I hereby demand that stores stop selling products months before anyone is every ready to buy them.
My daughter had been out of school for exactly seven days before I received my first brochure in the mail hawking back to school supplies. Seven days. I barely had enough time to air out her lunchbox and wash all of her water bottles before TRU, Land’s End, and L.L. Bean started stuffing my mail box with glossy pictures of next season’s items. I went into Staples the other day and had to wind my way around display after display of heavily discounted crayons, scissors, markers, and pens. In a quick stop at Hallmark, I was dumb enough to ask why an entire section was covered in Christmas paper only to be dumbstruck by the response that they are going to unveil their entire line of Christmas ornaments this coming Saturday.

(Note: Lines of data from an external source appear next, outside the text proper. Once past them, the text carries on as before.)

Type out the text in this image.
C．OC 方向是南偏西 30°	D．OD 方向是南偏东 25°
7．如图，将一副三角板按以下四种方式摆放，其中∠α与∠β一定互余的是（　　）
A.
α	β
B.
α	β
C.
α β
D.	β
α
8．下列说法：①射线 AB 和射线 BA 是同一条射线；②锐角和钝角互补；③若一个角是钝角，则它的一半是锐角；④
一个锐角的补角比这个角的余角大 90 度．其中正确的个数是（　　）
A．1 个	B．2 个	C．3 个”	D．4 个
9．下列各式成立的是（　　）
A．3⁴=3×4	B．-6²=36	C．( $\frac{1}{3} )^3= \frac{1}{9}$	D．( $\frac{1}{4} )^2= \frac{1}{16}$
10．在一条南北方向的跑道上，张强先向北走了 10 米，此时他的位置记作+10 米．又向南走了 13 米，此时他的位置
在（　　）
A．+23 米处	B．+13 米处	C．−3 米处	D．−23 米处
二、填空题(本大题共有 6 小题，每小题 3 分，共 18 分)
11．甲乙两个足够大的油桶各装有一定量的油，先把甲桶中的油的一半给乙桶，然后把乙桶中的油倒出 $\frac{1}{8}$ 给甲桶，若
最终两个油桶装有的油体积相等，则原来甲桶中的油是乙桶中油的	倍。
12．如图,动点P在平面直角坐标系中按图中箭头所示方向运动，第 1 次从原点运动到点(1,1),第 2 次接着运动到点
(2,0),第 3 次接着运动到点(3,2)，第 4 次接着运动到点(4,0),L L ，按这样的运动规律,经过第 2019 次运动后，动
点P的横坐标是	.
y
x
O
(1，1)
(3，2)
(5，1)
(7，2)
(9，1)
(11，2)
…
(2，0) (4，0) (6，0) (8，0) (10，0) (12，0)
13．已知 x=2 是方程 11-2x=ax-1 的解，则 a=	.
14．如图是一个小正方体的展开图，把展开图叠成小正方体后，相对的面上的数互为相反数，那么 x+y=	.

Which leads me to the obvious question, who is buying these products?
There has to be a reason that Hallmark is trying to sell Christmas in July, or Staples is trying to hustle Crayola in June. But surely, it can’t be based on customer demand, right? Does anyone need to decorate a tree in summer? Can you get a cut pine without getting arrested? Honestly, I applaud the person who can make these purchases and actually put them away until the time is ready to use them. I am not that person. I assure you, if I bought an ornament any earlier than November, I would find it months later, still in its bag, probably crushed to bits. The same would happen with pre-bought school supplies. I would stash them someplace the kids couldn’t find them and lose them forever.
Which brings us right back around to wondering who is doing the purchasing? I swear, back when I was a kid, this shit came out in-season. School supplies didn’t hit stores until the first checks were due for school tuitions. (Don’t get me started on all the college junk for sale. Where was Target when I was in school, eh?) Halloween decorations didn’t come in until school supplies went out. No one had Thanksgiving decorations (thankfully, since those little Pilgrims make me twitch), and Christmas decorations only arrived once all the last of the Halloween stuff went out. It also seemed to be a more gradual end. I remember having to go to Walgreens the day before school started because on the day of, everything would be back to regular price. Still in the store mind you, just no longer on sale. Everything wasn’t yanked at midnight on October 31st or December 25th. I was in charge of the Valentine craft for my son’s preschool class this year and was had to scramble to purchase the last two craft kits, at 75 percent discount, a full two weeks before February 14th. What’s up with that? What is the rush to jump right into the next holiday before we get a chance to enjoy the previous one?
If I ran the world, beyond switching the health benefits of sugar and vegetables, I would force stores to produce items only in season. If food should only be eaten in season for the best flavor, the same should be said for swing sets, and snow suits, and knee-high boots. Surely, if you only sold Christmas ornaments say between Black Friday and Boxing Day, you would build more of a demand for the product? If you kept everything full price, but only out for a limited time, instead of out for a long period of time, but discounted, you would make more money? I have the brain of an English major and my only retail experience is in book stores, but there has to be a better way to bring demand than to encourage excessive supply. I don’t want to have to buy my kid’s Halloween costume by Labor Day because it won’t be in stock by Columbus Day and spend the intervening time praying the kid doesn’t change her mind. I want to shop to the calendar – I want to buy shorts in July and a coat in February, not vice versa.
At some point, jumping the seasons is going to jump the shark and those will be happy days indeed.